Peace worker killed for being Catholic
Peace worker killed for being Catholic
injuredmcdaid.jpg

Kevin McDaid was killed for the crime of being Catholic -- but his Protestant wife Evelyn, who was also viciously attacked, has said he simply wanted peace.

“He tried to help. He didn’t want all this tension and fighting that is going on here,” she said.

“But those boys came across from the other side of the town and can do what they want.”

Fighting back tears, a heartbroken Mrs McDaid said the perpetrators had destroyed her family.

“He just loved me to bits. He was my life.

“He loving father and a great neighbour. He was a great man and I am going to miss him so much.

“I don’t know how I am going to go on without him.

“We’d been together since we were 15 - we’ve been married for 24 years and we thought we had a lot more years together.

“He was my soulmate. It’s over. I have to try and go on by he was a big part of my life and I can never replace that. Never,” she continued.

Kevin McDaid was a plasterer by trade but volunteered with a local cross community youth group. He had only recently returned from taking Catholic and Protestant children on a fishing trip and had planned to repeat the excursion over the Twelfth of July.

Speaking from her home at Somerset Drive where she was being comforted by her four sons, she recalled her husband’s kindness.

“He was hard working. He would have done anything for anybody. He had time for everybody. He was great with his sons and we have a wee foster son Ryan and Kevin just loved him to bits. He called him Daddy and he calls me Mummy.

“Kevin just loved children -- he played with all the neighbours children too.”

His widow who suffered severe bruising to her face and body and has a large wound on her head had to have a brain scan.

“I came across to help and they beat me where they beat him. My neighbour had to step in to save me. She was pregnant and they beat her too. She shouted ‘I am pregnant’ and they didn’t care.

“My husband walked up with my son and he was talking then all of a sudden he just dropped. My sons tried to work on him. The ambulance was phoned and in the end I knew he was dead.”

NO JUSTICE

The mother of murdered Catholic schoolboy Michael McIlveen visited the grieving family.

Gina McIlveen spoke of her “devastation” at the murder of Mr McDaid.

She and other family members brought a huge bouquet of flowers with them as they tried to offer some comfort to Mr McDaid’s grieving wife and children.

Ms McIlveen’s son Michael was punched, kicked and beaten with a baseball bat in an alleyway by a gang of Protestant teenagers in May 2006.

He died hours later in hospital.

“I hoped this would never happen again,” Ms McIlveen said.

“Is it ever going to end? It’ll never end.

“Another woman has lost a husband through in the same way that I lost Michael.

“I am just shocked and devastated.

“Seeing all these Celtic shirts and flowers is just like Michael all over again.

“It just makes me feel sick to my stomach.

“All I could tell them was that I went through the same thing. It’s happening round here and it has been happening eleswhere.”

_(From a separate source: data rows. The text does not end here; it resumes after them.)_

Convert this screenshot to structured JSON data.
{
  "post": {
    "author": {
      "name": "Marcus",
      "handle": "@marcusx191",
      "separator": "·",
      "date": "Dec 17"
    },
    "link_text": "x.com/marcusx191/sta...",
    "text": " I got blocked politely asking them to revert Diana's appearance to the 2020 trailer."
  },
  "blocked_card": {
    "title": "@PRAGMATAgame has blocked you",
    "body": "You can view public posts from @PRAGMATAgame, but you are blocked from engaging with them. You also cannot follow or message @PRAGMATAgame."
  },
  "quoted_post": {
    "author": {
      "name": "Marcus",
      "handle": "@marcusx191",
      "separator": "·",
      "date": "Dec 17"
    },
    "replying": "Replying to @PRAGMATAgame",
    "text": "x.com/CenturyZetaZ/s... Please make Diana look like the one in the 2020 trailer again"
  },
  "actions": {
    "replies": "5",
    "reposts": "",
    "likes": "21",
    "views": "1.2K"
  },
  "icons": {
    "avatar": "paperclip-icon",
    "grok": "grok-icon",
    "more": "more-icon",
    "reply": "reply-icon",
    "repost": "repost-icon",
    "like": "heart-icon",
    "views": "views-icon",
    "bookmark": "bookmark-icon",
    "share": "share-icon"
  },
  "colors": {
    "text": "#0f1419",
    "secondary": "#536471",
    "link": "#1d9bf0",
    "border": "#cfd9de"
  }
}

Ms McIlveen said she could offer no comfort that those who had carried out the murder would be punished adequately.

“There’s no justice.

“I’ve not got justice for my son even now,” she said.

“They were trying to make a big show out of us.”

Her comments came as a representative from the attorney general’s office was expected to travel from London to meet members of the McIlveen family.

The McIlveens will hand over a petition to Baroness Scotland tomorrow calling for tougher sentences to be imposed in Michael McIlveen’s murder case.

The attorney general is expected to decide later this week whether the sentences imposed on four men convicted of murdering the 15-year-old were too lenient and should be referred to the Court of Appeal.

Earlier this month four Ballymena men were given life sentences but then told they must serve only between 10 and 13 years in prison before being considered for release.